The big opportunity is, of course, to service the massive energy demands of BHP Billiton’s proposed Olympic Dam expansion – which could be more than 700MW at that site alone – as well as other mine proposals or expansions such as Prominent Hill and Carrapateena. Mine managers do not normally think along the lines that Kallis has proposed – they will simply build a new transmission line if a connection is close enough, or build enough gas or diesel to ensure the operations keep going 24/7.
However, BHP Billiton have shown that they are willing to consider all options. As we reported in May, the world’s biggest mining company is effectively hedging its bets around the supply of energy and, after conducting a detailed analysis, is willing to concede that geothermal and solar power have the potential to offer the cheapest form of emissions reductions by the end of the decade, if not earlier, and the cheapest form of energy.
Kallis’ idea is to show BHP the path to get there, and to keep their options open as long as possible, so that they can take advantage of the opportunities when the new technologies are bankable, and can deliver at the costs anticipated. Kallis, of course, has great interest in this, because his company proposes to supply the geothermal energy – and Olympic Dam is too good an opportunity to let slide. "We want to make sure we don’t lose the opportunity to get geothermal into that market," he says.
Kallis proposes to create a clean energy precinct on the Moolawatana cattle station around 50km north of Petratherm’s Paralana geothermal prospect, and just over 200km from Olympic Dam.

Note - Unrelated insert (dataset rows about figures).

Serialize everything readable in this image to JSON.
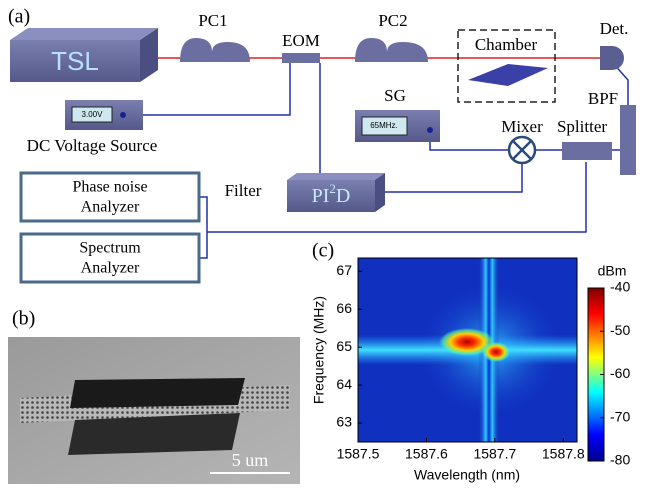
{
  "panels": {
    "a": "(a)",
    "b": "(b)",
    "c": "(c)"
  },
  "diagram": {
    "nodes": [
      {
        "label": "TSL"
      },
      {
        "label": "PC1"
      },
      {
        "label": "EOM"
      },
      {
        "label": "PC2"
      },
      {
        "label": "Chamber"
      },
      {
        "label": "Det."
      },
      {
        "label": "BPF"
      },
      {
        "label": "Splitter"
      },
      {
        "label": "Mixer"
      },
      {
        "label": "SG",
        "display": "65MHz."
      },
      {
        "label": "DC Voltage Source",
        "display": "3.00V"
      },
      {
        "label": "Filter"
      },
      {
        "label": "Phase noise",
        "label2": "Analyzer"
      },
      {
        "label": "Spectrum",
        "label2": "Analyzer"
      }
    ],
    "pid": {
      "pre": "PI",
      "sup": "2",
      "post": "D"
    }
  },
  "sem": {
    "scale_label": "5 um"
  },
  "chart_data": {
    "type": "heatmap",
    "xlabel": "Wavelength (nm)",
    "ylabel": "Frequency (MHz)",
    "xlim": [
      1587.5,
      1587.82
    ],
    "xticks": [
      1587.5,
      1587.6,
      1587.7,
      1587.8
    ],
    "ylim": [
      62.5,
      67.35
    ],
    "yticks": [
      63,
      64,
      65,
      66,
      67
    ],
    "colorbar": {
      "label": "dBm",
      "clim": [
        -80,
        -40
      ],
      "ticks": [
        -40,
        -50,
        -60,
        -70,
        -80
      ]
    }
  }
}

The plan calls for an initial 300MW of capacity – mostly gas sourcing fuel from the passing Moomba-Adelaide gas pipeline, and wind – and have that ready by 2016, around the time Olympic Dam would need it. The wind resource is not officially documented, but the cattle station’s name comes from the local indigenous word for “windy place", so Kallis expects that should not be a problem.
The idea is then to add another 300MW or so of geothermal and solar energy as those technologies mature by the end of the decade, and around the time Olympic Dam would be contemplating its next stage of expansion. The mixture of those four energy sources should provide the miner with the confidence of a secure supply. Kallis says they will be able to deliver attractive hybrid products that lower electricity costs and improve reliability, while also reducing carbon emissions.

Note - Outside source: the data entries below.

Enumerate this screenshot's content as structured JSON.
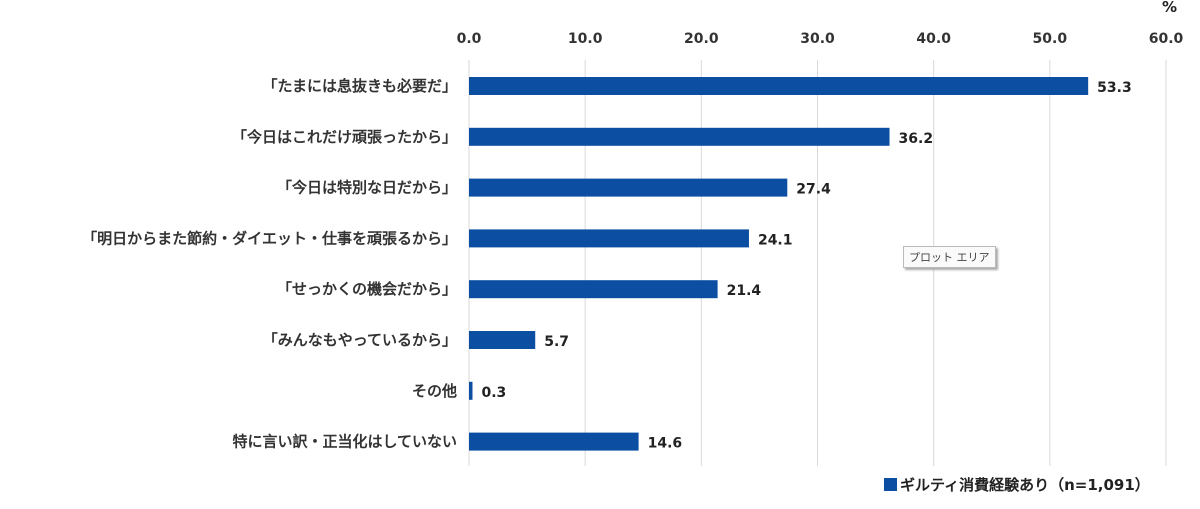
{
  "chart_data": {
    "type": "bar",
    "orientation": "horizontal",
    "categories": [
      "「たまには息抜きも必要だ」",
      "「今日はこれだけ頑張ったから」",
      "「今日は特別な日だから」",
      "「明日からまた節約・ダイエット・仕事を頑張るから」",
      "「せっかくの機会だから」",
      "「みんなもやっているから」",
      "その他",
      "特に言い訳・正当化はしていない"
    ],
    "series": [
      {
        "name": "ギルティ消費経験あり（n=1,091）",
        "values": [
          53.3,
          36.2,
          27.4,
          24.1,
          21.4,
          5.7,
          0.3,
          14.6
        ],
        "color": "#0b4ea2"
      }
    ],
    "value_labels": [
      "53.3",
      "36.2",
      "27.4",
      "24.1",
      "21.4",
      "5.7",
      "0.3",
      "14.6"
    ],
    "xlim": [
      0,
      60
    ],
    "xticks": [
      "0.0",
      "10.0",
      "20.0",
      "30.0",
      "40.0",
      "50.0",
      "60.0"
    ],
    "x_axis_position": "top",
    "unit_label": "%",
    "grid": true,
    "legend": "bottom-right"
  },
  "tooltip": "プロット エリア"
}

Kallis has aligned himself with some unnamed parties – presumably gas, transmission and technology people – and plans to open formal talks with BHP with the view to obtaining a power purchase agreement. Failing that, they will talk to the local utility. Petratherm is, of course, in no position to fund this project, but as it has done by bringing in TruEnergy and Beach Petroleum to partner in its geothermal development, Kallis anticipates there will be no shortage of potential partners.
Of course, Kallis is not the only one to dream of creating a new energy precinct based around the needs of a large mining operation. The so-called “green grid" proposal to unlock huge wind resources in South Australia’s Eyre Peninsula is still awaiting the opportunity to proceed and will rely mostly on an upgraded connection to the eastern seaboard and the Copperstring project in Queensland, a project that was noisily supported by local member Bob Katter and hoped to link Townsville and Mt Isa and open up a string of renewable energy plays in wind, solar and biomass along the way.

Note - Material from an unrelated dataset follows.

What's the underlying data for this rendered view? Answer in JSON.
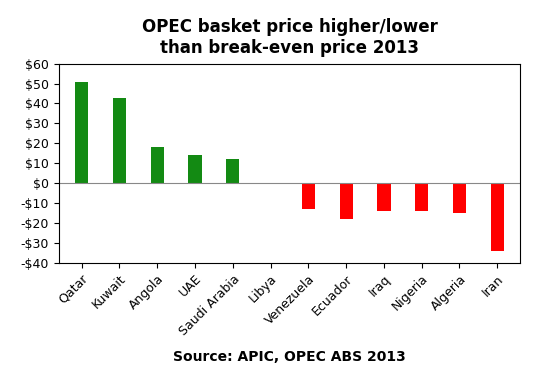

However, such was the length of the transmission line that the fate of Cooperstring rested on the support of a single end user in Mt Isa, in this case Xstrata. Despite support from the Queensland state government, the Swiss-based Xstrata board plumped for the easy, not necessarily cheaper, option of a gas fired power station, and Copperstring is now dead. BHP, at least, is alert to the options, and as the country's biggest company with the world's biggest mine, would be aware of strong signal it would send to the broader economy.